Re:Good Riddance (Score:5, Informative)
I guess there is a good deal of cost-cutting and laziness involved in not having more independent connections. Most German providers, for instance, route their traffic through the DE-CIX node in Frankfurt instead of maintaining a dozen peer links.
This said, at some point it must be cheaper to have direct connections than buying capacity on a detour over the US. Especially where overseas cable are involved. A Google search brought up the following maps for the IPV6 net, and it seems that the countries outside the US do indeed build their own connections:
ahref=http://ipv6.nlsde.buaa.edu.cn/rel=url2html-19746 [slashdot.org]http://ipv6.nlsde.buaa.edu.cn/>
Internet is decentralized, not distributed (Score:1, Informative)
The Internet isn't supposed to have a "hub". It's supposed to be completely distributed and decentralized.
To get technical, the Internet is decentralized, but not distributed. Here's a good illustration of the differences:
http://www.rand.org/pubs/research_memoranda/RM3420/RM3420.chapter1.html
In a truly distributed network all nodes are (relatively) equal, with (roughly) the same number of links between all the nodes. In a decentralized network, there is no centre (duh), but there are nodes that are "larger" than others, and are 'hubish'. These more concentrated nodes (i.e., ISPs) talk to the edge nodes as well as between themselves.
The above illustration is from Paul Baran's original RAND memo:
http://www.rand.org/pubs/research_memoranda/RM3420/index.html
Encryption only helps partially (Score:3, Informative)
Traffic analysis without cracking crypto is a huge and valuable source of intelligence. Knowing who's talking to whom is something spies really want to know, and it's something the people talking would often hate to have revealed. For a small-scale, down to earth example, look at the HP pretexting scandal.

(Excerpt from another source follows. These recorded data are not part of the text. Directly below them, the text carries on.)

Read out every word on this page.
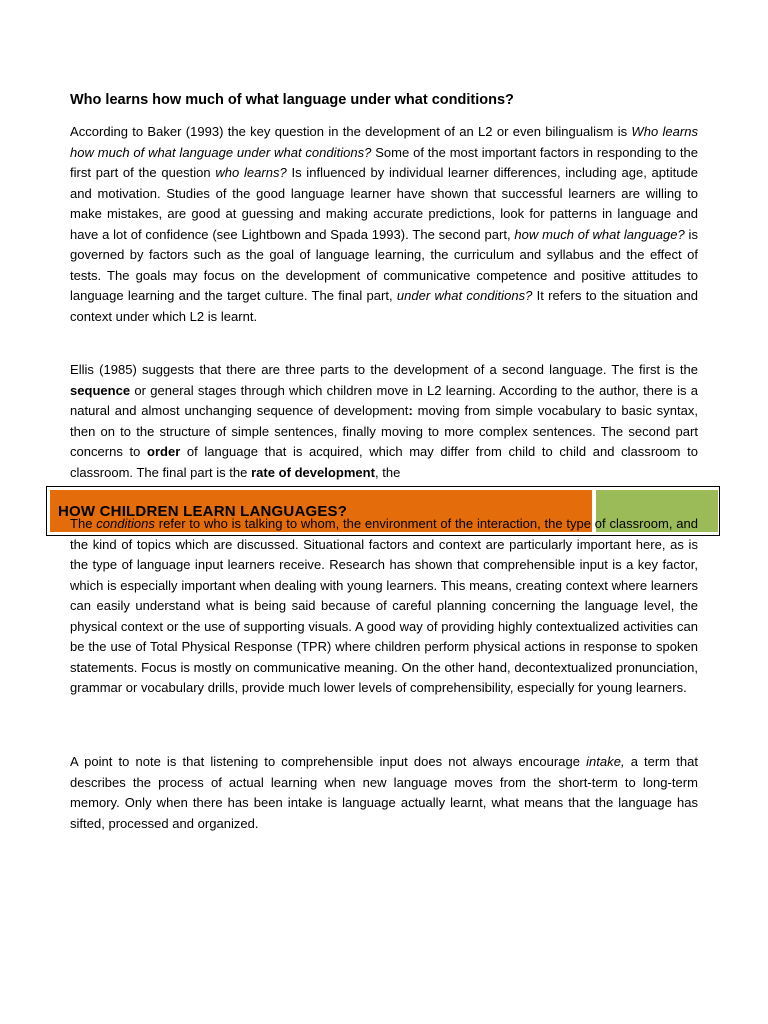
Who learns how much of what language under what conditions?

According to Baker (1993) the key question in the development of an L2 or even bilingualism is Who learns how much of what language under what conditions? Some of the most important factors in responding to the first part of the question who learns? Is influenced by individual learner differences, including age, aptitude and motivation. Studies of the good language learner have shown that successful learners are willing to make mistakes, are good at guessing and making accurate predictions, look for patterns in language and have a lot of confidence (see Lightbown and Spada 1993). The second part, how much of what language? is governed by factors such as the goal of language learning, the curriculum and syllabus and the effect of tests. The goals may focus on the development of communicative competence and positive attitudes to language learning and the target culture. The final part, under what conditions? It refers to the situation and context under which L2 is learnt.

Ellis (1985) suggests that there are three parts to the development of a second language. The first is the sequence or general stages through which children move in L2 learning. According to the author, there is a natural and almost unchanging sequence of development: moving from simple vocabulary to basic syntax, then on to the structure of simple sentences, finally moving to more complex sentences. The second part concerns to order of language that is acquired, which may differ from child to child and classroom to classroom. The final part is the rate of development, the

HOW CHILDREN LEARN LANGUAGES?

The conditions refer to who is talking to whom, the environment of the interaction, the type of classroom, and the kind of topics which are discussed. Situational factors and context are particularly important here, as is the type of language input learners receive. Research has shown that comprehensible input is a key factor, which is especially important when dealing with young learners. This means, creating context where learners can easily understand what is being said because of careful planning concerning the language level, the physical context or the use of supporting visuals. A good way of providing highly contextualized activities can be the use of Total Physical Response (TPR) where children perform physical actions in response to spoken statements. Focus is mostly on communicative meaning. On the other hand, decontextualized pronunciation, grammar or vocabulary drills, provide much lower levels of comprehensibility, especially for young learners.

A point to note is that listening to comprehensible input does not always encourage intake, a term that describes the process of actual learning when new language moves from the short-term to long-term memory. Only when there has been intake is language actually learnt, what means that the language has sifted, processed and organized.
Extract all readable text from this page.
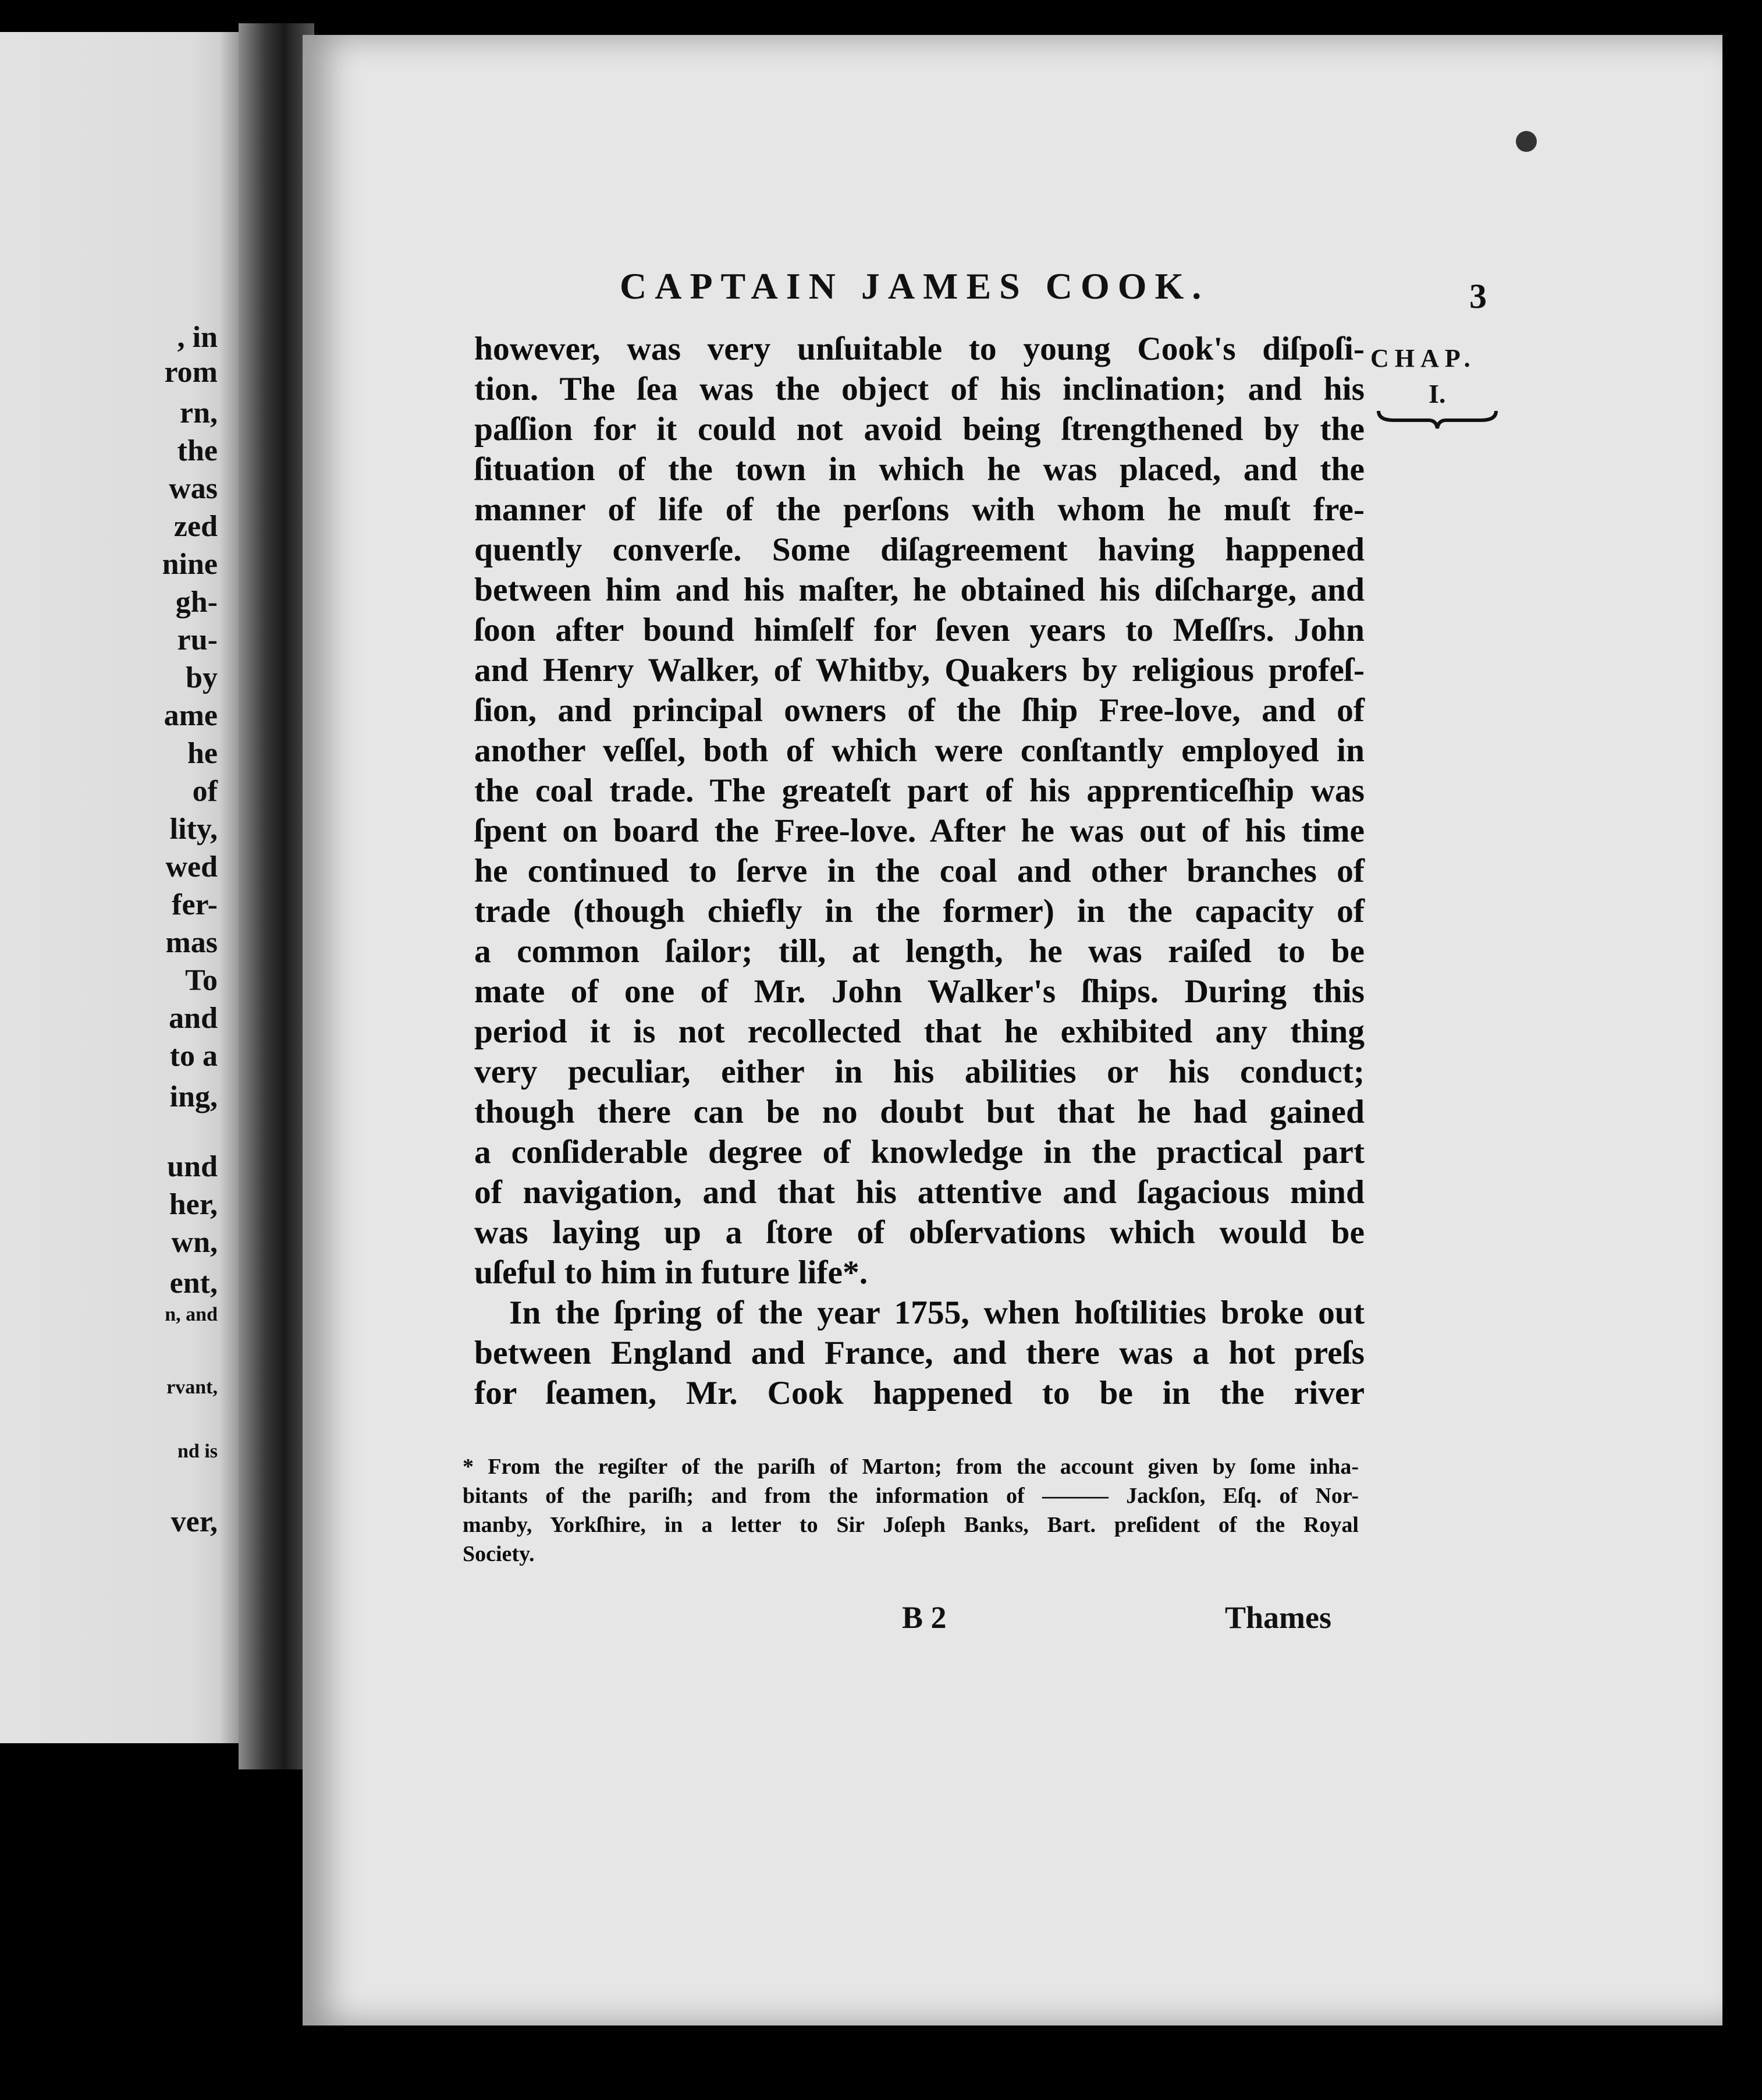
, in
rom
rn,
the
was
zed
nine
gh-
ru-
by
ame
he
of
lity,
wed
fer-
mas
To
and
to a
ing,
und
her,
wn,
ent,
n, and
rvant,
nd is
ver,
CAPTAIN JAMES COOK.	3
CHAP.
I.
however, was very unſuitable to young Cook's diſpoſi-
tion. The ſea was the object of his inclination; and his
paſſion for it could not avoid being ſtrengthened by the
ſituation of the town in which he was placed, and the
manner of life of the perſons with whom he muſt fre-
quently converſe. Some diſagreement having happened
between him and his maſter, he obtained his diſcharge, and
ſoon after bound himſelf for ſeven years to Meſſrs. John
and Henry Walker, of Whitby, Quakers by religious profeſ-
ſion, and principal owners of the ſhip Free-love, and of
another veſſel, both of which were conſtantly employed in
the coal trade. The greateſt part of his apprenticeſhip was
ſpent on board the Free-love. After he was out of his time
he continued to ſerve in the coal and other branches of
trade (though chiefly in the former) in the capacity of
a common ſailor; till, at length, he was raiſed to be
mate of one of Mr. John Walker's ſhips. During this
period it is not recollected that he exhibited any thing
very peculiar, either in his abilities or his conduct;
though there can be no doubt but that he had gained
a conſiderable degree of knowledge in the practical part
of navigation, and that his attentive and ſagacious mind
was laying up a ſtore of obſervations which would be
uſeful to him in future life*.
In the ſpring of the year 1755, when hoſtilities broke out
between England and France, and there was a hot preſs
for ſeamen, Mr. Cook happened to be in the river
* From the regiſter of the pariſh of Marton; from the account given by ſome inha-
bitants of the pariſh; and from the information of ——— Jackſon, Eſq. of Nor-
manby, Yorkſhire, in a letter to Sir Joſeph Banks, Bart. preſident of the Royal
Society.
B 2	Thames
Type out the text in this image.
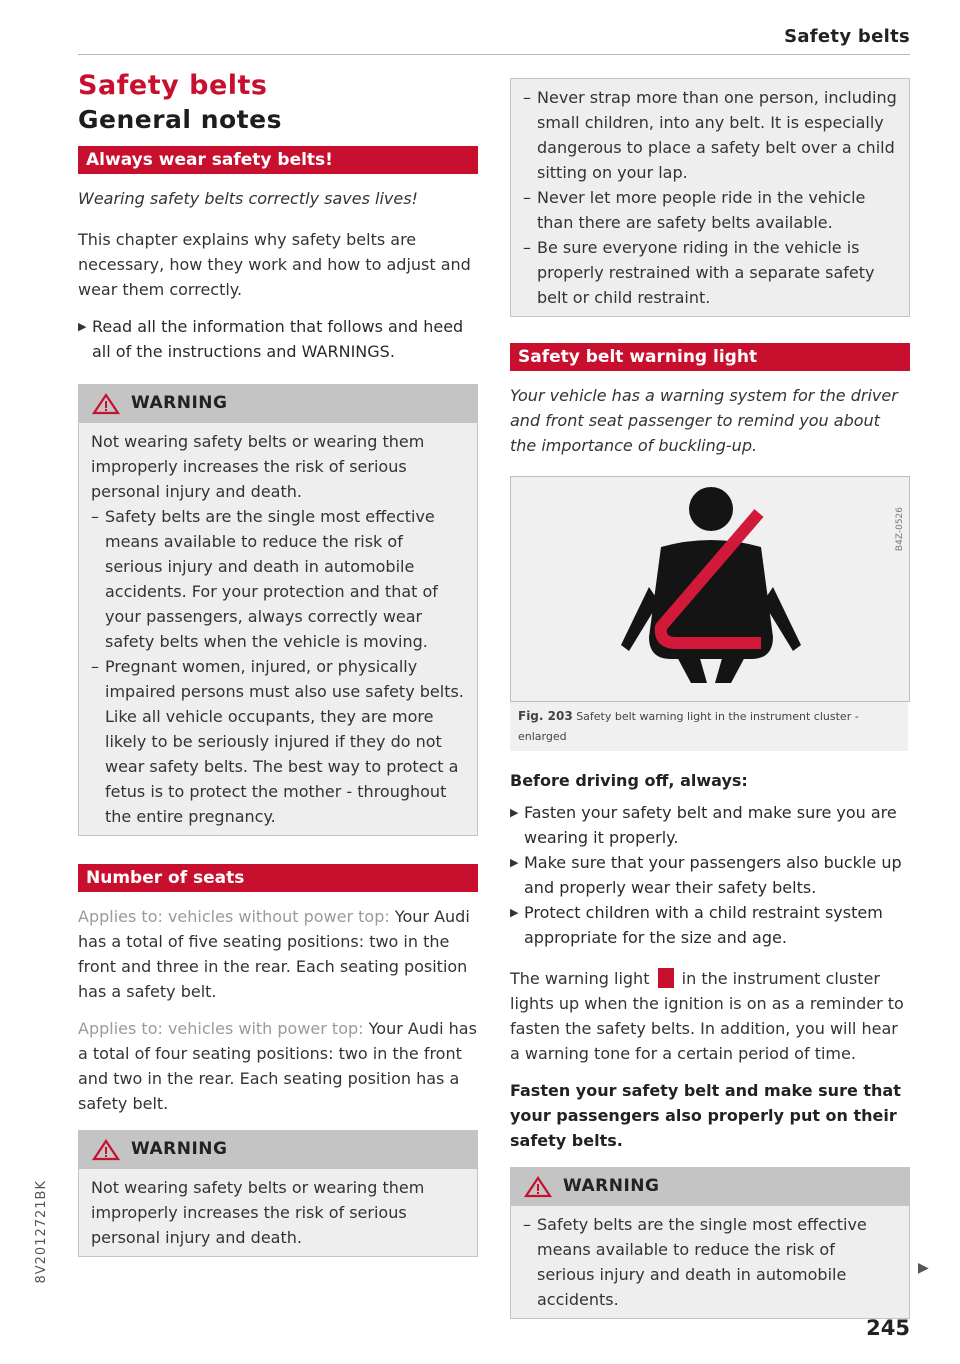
Safety belts
Safety belts
General notes
Always wear safety belts!

Wearing safety belts correctly saves lives!

This chapter explains why safety belts are necessary, how they work and how to adjust and wear them correctly.

▶ Read all the information that follows and heed all of the instructions and WARNINGS.
WARNING

Not wearing safety belts or wearing them improperly increases the risk of serious personal injury and death.

– Safety belts are the single most effective means available to reduce the risk of serious injury and death in automobile accidents. For your protection and that of your passengers, always correctly wear safety belts when the vehicle is moving.
– Pregnant women, injured, or physically impaired persons must also use safety belts. Like all vehicle occupants, they are more likely to be seriously injured if they do not wear safety belts. The best way to protect a fetus is to protect the mother - throughout the entire pregnancy.
Number of seats

Applies to: vehicles without power top: Your Audi has a total of five seating positions: two in the front and three in the rear. Each seating position has a safety belt.

Applies to: vehicles with power top: Your Audi has a total of four seating positions: two in the front and two in the rear. Each seating position has a safety belt.

WARNING

Not wearing safety belts or wearing them improperly increases the risk of serious personal injury and death.

– Never strap more than one person, including small children, into any belt. It is especially dangerous to place a safety belt over a child sitting on your lap.
– Never let more people ride in the vehicle than there are safety belts available.
– Be sure everyone riding in the vehicle is properly restrained with a separate safety belt or child restraint.
Safety belt warning light

Your vehicle has a warning system for the driver and front seat passenger to remind you about the importance of buckling-up.

B4Z-0526
Fig. 203 Safety belt warning light in the instrument cluster - enlarged
Before driving off, always:
▶ Fasten your safety belt and make sure you are wearing it properly.
▶ Make sure that your passengers also buckle up and properly wear their safety belts.
▶ Protect children with a child restraint system appropriate for the size and age.

The warning light in the instrument cluster lights up when the ignition is on as a reminder to fasten the safety belts. In addition, you will hear a warning tone for a certain period of time.

Fasten your safety belt and make sure that your passengers also properly put on their safety belts.

WARNING
– Safety belts are the single most effective means available to reduce the risk of serious injury and death in automobile accidents.
▶
8V2012721BK
245
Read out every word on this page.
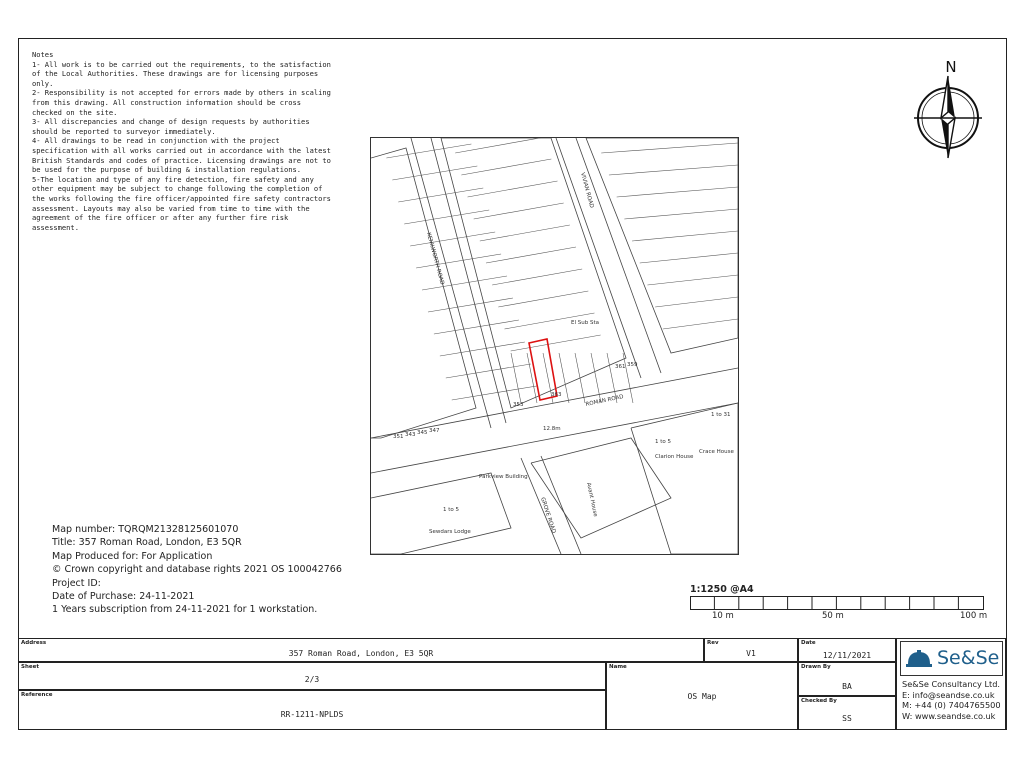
Notes
1- All work is to be carried out the requirements, to the satisfaction of the Local Authorities. These drawings are for licensing purposes only.
2- Responsibility is not accepted for errors made by others in scaling from this drawing. All construction information should be cross checked on the site.
3- All discrepancies and change of design requests by authorities should be reported to surveyor immediately.
4- All drawings to be read in conjunction with the project specification with all works carried out in accordance with the latest British Standards and codes of practice. Licensing drawings are not to be used for the purpose of building & installation regulations.
5-The location and type of any fire detection, fire safety and any other equipment may be subject to change following the completion of the works following the fire officer/appointed fire safety contractors assessment. Layouts may also be varied from time to time with the agreement of the fire officer or after any further fire risk assessment.
N
KENILWORTH ROAD
VIVIAN ROAD
ROMAN ROAD
GROVE ROAD
El Sub Sta
Parkview Building
Clarion House
Crace House
Sewdars Lodge
Avant House
12.8m
363
361 359
353
351 343 345 347
1 to 5
1 to 5
1 to 31
Map number: TQRQM21328125601070
Title: 357 Roman Road, London, E3 5QR
Map Produced for: For Application
© Crown copyright and database rights 2021 OS 100042766
Project ID:
Date of Purchase: 24-11-2021
1 Years subscription from 24-11-2021 for 1 workstation.
1:1250 @A4
10 m	50 m	100 m
Address
357 Roman Road, London, E3 5QR
Rev
V1
Date
12/11/2021
Sheet
2/3
Name
OS Map
Drawn By
BA
Reference
RR-1211-NPLDS
Checked By
SS
Se&Se
Se&Se Consultancy Ltd.
E: info@seandse.co.uk
M: +44 (0) 7404765500
W: www.seandse.co.uk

Re:Yep (Score:3, Informative)
You're right except for "why the Internet was started". What you cited is a myth. The Internet was started as simply a way for a handful of nuke weapons labs to ship around data without literally sending around packages of punchcard decks. So they connected them by wires. The decentralized architecture came because no single center had organized a project (or its government budget) to "run the network". They got basic TCP/IP running, then email on it, then started building local network apps, which they discussed on the network in "Request for Comment" messages which spec'ed the new app/protocol. Like good scientists, they repeated each other's experiments, and apps/protocols spread. And new sites started using the TCP/IP protocol and the app protocols that ran on it as scientists and engineers found out about how easily they could share data (and email, always the killer app). The fact that the decentralized architecture could also withstand nuke hits once the network was complex enough to have multiple routing choices around any outage (like if some researcher turned off their computer while on vacation) was an unplanned benefit.
But it makes a nice, illustrative myth. However, the real reason is much more illustrative of why the architecture is superior.